The Robowranglers participate in the FIRST Robotics Competition, an exciting program that assimilates teams, sponsors, colleges, and technical professionals with high school students to develop their solution to a prescribed engineering challenge in a competitive game environment. The competitions combine the practical application of science and technology with the fun, intense energy, and excitement of a championship-sporting event. The program results in life-changing and career molding experiences for its participants.
What is FIRST?
Founded in 1989 by inventor and entrepreneur Dean Kamen, FIRST (For Inspiration and Recognition of Science and Technology) inspires interest and participation of young people in the fields of science and technology.

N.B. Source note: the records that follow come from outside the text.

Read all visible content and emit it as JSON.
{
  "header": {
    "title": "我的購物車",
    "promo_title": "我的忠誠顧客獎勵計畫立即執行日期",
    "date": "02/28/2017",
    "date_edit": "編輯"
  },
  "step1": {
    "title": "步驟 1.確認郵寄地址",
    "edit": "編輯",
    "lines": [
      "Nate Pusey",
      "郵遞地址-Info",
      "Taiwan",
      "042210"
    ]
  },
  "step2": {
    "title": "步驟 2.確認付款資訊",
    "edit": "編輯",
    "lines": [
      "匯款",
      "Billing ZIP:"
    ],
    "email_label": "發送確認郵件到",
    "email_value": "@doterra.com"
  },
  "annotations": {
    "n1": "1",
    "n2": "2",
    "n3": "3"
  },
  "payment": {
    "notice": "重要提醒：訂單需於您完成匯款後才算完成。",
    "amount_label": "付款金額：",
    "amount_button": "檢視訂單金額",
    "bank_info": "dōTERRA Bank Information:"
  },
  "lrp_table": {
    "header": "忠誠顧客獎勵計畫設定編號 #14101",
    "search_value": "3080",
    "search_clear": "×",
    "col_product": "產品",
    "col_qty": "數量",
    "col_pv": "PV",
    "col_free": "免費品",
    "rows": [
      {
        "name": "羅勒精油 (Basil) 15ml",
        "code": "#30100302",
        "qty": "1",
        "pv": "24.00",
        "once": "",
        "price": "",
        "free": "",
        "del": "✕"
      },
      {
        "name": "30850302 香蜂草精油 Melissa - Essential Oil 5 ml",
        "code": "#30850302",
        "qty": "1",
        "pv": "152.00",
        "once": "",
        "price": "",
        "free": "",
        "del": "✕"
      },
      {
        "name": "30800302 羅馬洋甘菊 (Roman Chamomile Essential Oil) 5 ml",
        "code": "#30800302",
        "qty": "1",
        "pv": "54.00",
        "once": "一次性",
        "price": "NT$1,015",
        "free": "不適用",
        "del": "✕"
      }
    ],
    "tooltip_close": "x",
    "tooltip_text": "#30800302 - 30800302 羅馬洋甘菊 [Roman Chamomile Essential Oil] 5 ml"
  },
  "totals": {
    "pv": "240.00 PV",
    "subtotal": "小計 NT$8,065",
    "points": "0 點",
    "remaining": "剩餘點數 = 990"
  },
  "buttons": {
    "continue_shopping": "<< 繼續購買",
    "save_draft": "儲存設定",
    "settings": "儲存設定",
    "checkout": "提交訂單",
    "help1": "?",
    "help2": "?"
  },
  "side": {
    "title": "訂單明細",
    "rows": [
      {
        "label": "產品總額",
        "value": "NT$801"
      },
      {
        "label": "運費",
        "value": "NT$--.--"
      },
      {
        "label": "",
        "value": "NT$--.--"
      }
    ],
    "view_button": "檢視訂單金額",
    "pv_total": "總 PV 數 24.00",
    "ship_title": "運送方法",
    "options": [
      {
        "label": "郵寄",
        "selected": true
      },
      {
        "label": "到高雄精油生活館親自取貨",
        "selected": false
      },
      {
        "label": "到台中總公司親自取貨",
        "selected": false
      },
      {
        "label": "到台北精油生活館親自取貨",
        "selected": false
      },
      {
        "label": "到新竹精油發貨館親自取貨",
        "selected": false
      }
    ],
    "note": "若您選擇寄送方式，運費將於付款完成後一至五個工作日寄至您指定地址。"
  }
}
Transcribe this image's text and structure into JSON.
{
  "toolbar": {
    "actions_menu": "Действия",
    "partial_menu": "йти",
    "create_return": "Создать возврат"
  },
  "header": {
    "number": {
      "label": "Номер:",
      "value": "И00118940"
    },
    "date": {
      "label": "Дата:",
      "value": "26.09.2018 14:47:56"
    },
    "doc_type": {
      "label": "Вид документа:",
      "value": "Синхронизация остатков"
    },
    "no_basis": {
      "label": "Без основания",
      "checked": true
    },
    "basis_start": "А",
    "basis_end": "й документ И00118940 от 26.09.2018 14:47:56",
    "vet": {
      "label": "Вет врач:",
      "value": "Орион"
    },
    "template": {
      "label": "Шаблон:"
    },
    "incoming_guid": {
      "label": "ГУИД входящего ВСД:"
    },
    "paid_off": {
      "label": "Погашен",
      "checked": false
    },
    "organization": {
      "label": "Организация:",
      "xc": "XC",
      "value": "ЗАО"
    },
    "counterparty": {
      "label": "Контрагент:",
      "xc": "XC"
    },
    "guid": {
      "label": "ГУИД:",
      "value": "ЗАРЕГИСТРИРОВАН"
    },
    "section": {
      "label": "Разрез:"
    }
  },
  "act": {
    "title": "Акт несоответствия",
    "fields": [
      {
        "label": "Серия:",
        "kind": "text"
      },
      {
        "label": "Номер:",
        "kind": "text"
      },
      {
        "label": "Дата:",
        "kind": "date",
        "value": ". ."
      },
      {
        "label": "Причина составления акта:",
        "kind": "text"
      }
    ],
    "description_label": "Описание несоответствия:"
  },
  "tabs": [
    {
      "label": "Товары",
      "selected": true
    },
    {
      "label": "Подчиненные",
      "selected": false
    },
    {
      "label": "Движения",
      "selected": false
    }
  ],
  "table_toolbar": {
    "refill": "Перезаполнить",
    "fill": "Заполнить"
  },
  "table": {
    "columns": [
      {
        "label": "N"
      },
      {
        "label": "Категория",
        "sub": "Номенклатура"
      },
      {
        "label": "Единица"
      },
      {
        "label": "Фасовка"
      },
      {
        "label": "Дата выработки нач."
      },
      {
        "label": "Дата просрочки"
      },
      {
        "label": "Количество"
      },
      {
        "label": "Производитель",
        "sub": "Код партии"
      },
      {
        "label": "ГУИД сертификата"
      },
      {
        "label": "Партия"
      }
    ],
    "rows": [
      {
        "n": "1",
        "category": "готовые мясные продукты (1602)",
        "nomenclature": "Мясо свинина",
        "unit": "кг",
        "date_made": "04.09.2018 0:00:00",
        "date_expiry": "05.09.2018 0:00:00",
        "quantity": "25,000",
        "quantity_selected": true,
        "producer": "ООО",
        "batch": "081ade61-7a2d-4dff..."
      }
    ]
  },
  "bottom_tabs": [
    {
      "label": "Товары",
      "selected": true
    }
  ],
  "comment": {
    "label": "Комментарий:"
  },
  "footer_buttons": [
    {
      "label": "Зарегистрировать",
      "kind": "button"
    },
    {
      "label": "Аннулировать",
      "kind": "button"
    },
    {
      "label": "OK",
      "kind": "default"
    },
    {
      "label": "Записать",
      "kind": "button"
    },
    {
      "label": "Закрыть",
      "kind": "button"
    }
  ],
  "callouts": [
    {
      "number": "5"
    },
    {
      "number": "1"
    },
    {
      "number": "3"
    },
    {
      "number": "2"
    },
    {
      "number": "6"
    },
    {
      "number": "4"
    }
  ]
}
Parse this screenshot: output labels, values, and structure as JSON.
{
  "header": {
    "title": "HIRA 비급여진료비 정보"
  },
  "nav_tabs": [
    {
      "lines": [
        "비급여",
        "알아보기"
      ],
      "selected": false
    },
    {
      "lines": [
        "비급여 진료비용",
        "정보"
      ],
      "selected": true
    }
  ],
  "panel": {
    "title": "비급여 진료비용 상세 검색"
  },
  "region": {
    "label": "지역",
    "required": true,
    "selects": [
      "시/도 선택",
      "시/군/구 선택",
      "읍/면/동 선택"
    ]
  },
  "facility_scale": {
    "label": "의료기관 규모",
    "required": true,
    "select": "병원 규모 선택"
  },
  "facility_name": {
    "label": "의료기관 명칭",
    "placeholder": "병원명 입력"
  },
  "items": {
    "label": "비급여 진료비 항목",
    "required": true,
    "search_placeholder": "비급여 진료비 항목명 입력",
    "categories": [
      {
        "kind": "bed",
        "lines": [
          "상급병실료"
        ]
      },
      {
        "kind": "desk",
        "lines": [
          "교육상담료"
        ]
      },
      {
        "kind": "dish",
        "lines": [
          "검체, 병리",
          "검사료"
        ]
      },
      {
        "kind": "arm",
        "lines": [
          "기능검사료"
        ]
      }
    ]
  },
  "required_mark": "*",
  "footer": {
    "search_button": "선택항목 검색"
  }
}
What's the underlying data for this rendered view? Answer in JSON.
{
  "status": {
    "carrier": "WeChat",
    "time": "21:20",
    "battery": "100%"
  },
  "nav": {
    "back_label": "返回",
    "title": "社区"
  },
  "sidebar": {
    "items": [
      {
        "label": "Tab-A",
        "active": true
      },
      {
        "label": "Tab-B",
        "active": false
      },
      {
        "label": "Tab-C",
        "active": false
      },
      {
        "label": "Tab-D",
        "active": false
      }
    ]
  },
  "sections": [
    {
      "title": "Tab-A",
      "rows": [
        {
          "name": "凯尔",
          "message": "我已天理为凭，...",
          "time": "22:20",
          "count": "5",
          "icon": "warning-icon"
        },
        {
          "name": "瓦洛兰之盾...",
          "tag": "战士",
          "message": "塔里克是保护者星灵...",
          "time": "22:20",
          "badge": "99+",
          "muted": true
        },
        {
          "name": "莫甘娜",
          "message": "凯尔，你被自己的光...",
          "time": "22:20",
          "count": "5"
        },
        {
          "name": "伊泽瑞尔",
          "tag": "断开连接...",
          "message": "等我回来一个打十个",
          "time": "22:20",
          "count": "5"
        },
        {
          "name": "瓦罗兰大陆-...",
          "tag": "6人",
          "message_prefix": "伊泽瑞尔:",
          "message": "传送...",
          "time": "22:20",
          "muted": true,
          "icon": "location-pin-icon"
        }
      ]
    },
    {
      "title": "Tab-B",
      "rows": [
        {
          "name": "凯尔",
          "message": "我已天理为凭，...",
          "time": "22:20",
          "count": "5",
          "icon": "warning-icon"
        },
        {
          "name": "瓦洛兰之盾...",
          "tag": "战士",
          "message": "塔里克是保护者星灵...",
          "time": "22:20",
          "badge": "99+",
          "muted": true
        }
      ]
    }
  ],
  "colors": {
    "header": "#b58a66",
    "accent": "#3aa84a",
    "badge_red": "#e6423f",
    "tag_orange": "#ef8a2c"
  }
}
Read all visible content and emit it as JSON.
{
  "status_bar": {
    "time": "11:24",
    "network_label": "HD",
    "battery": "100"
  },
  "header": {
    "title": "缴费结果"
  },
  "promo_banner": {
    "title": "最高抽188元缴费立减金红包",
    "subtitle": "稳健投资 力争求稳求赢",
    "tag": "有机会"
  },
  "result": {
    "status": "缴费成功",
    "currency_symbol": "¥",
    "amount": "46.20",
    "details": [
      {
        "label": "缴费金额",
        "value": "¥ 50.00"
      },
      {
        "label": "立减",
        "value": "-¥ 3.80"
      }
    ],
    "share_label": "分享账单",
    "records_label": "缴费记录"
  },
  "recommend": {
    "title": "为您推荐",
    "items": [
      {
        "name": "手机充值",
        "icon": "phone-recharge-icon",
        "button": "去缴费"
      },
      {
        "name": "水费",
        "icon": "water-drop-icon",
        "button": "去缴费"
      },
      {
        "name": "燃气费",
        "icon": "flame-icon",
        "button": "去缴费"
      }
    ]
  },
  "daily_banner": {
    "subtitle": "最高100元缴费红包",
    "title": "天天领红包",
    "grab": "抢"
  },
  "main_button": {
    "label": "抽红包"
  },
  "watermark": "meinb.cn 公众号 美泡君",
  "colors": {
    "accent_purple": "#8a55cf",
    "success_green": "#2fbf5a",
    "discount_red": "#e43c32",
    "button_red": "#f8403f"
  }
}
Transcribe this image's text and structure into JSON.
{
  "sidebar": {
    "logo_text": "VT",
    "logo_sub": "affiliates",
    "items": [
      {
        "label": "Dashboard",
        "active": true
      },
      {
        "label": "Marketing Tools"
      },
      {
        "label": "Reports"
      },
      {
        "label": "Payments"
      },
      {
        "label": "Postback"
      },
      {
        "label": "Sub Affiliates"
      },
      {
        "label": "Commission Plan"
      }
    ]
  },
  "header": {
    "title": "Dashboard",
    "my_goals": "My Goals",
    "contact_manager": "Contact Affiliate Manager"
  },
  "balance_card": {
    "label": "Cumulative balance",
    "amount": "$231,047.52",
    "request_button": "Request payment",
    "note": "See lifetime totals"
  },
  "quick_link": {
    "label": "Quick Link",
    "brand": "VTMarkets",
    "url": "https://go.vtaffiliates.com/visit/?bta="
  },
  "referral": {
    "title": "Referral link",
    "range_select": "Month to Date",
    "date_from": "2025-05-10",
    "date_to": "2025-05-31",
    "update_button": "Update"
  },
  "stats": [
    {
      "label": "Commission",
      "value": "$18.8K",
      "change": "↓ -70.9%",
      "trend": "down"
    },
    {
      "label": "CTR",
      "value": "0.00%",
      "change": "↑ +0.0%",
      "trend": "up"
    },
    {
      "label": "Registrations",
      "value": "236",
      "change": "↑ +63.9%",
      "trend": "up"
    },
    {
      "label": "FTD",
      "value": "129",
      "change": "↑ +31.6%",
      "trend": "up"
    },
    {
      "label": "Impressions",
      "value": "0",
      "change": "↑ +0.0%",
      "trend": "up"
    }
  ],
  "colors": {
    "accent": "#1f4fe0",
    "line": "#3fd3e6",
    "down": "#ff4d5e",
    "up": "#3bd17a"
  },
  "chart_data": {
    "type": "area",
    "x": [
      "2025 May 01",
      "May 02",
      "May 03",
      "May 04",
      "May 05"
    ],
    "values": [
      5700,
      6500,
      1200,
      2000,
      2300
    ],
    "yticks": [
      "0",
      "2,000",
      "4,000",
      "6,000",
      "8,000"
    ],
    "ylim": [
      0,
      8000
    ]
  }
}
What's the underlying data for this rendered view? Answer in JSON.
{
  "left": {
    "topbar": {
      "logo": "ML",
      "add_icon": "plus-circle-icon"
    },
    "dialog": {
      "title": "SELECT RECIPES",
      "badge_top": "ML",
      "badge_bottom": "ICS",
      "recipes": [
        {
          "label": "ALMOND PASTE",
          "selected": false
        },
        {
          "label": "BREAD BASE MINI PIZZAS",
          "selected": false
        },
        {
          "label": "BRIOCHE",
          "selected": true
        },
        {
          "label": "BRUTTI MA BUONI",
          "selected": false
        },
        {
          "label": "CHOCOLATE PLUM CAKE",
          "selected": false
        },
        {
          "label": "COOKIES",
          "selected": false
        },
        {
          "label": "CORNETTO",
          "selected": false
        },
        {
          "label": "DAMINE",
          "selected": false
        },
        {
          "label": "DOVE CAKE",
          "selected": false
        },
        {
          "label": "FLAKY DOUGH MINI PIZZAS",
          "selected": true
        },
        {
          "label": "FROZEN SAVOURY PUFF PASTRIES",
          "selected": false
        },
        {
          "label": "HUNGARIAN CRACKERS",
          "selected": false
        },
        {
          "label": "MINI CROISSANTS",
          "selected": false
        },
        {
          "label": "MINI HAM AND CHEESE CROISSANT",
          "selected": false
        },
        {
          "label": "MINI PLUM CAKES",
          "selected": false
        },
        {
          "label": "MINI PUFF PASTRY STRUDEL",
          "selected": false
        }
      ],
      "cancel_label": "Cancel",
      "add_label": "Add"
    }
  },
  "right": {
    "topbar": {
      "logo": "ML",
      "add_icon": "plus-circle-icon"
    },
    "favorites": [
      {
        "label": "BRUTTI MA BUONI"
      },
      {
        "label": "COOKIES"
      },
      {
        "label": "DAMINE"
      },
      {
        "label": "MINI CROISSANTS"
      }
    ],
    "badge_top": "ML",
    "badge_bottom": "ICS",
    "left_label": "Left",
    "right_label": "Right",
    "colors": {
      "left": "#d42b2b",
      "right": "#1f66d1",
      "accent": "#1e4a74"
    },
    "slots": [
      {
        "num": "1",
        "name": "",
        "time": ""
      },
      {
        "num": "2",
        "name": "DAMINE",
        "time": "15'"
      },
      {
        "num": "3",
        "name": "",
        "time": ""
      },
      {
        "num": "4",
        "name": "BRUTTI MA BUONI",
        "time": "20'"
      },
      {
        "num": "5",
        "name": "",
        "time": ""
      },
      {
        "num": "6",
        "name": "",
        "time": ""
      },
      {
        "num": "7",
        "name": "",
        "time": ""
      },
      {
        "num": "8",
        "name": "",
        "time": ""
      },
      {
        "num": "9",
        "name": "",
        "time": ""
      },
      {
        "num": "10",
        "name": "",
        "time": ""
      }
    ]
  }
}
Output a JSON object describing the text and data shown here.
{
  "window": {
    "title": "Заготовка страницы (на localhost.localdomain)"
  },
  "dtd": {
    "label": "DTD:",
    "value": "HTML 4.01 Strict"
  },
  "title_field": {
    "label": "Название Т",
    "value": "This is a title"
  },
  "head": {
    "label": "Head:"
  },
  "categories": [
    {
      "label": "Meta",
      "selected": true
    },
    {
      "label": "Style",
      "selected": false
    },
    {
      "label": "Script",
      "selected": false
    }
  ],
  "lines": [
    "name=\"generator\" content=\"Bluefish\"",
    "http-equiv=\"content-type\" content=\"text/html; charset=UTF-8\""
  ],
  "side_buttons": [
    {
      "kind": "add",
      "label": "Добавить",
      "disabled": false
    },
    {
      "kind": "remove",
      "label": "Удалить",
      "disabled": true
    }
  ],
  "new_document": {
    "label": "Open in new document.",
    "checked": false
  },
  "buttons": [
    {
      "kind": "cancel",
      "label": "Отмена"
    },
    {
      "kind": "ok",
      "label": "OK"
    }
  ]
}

The organization designs innovative programs that motivate young people to pursue education and career opportunities in science, technology, engineering, and math, while building self-confidence, knowledge, and life skills.
The ideals of FIRST reach to over 195,000 students worldwide with the FIRST Robotics Competition and the FIRST Tech Challenge for high-school students, the FIRST LEGO League for students, ages 9 to 15, and the Junior FIRST LEGO League for elementary students. Supported by a network of over 3,500 corporations, educational and professional institutions, and individuals, FIRST offers over 600 individual scholarship opportunities and over $9 million in college scholarships each year.
"Gracious Professionalism", a term coined by FIRST National Adviser, Dr. Woodie Flowers, is part of the culture of FIRST encouraging high-quality work, emphasizing the value of others, and respecting individuals and the community. Gracious professionals learn and compete like crazy, but treat one another with respect and kindness in the process. Knowledge, competition, and empathy are comfortably blended. In the long run, "Gracious Professionalism" is part of pursuing a meaningful life. One can add to society and enjoy the satisfaction of knowing one has acted with integrity and sensitivity.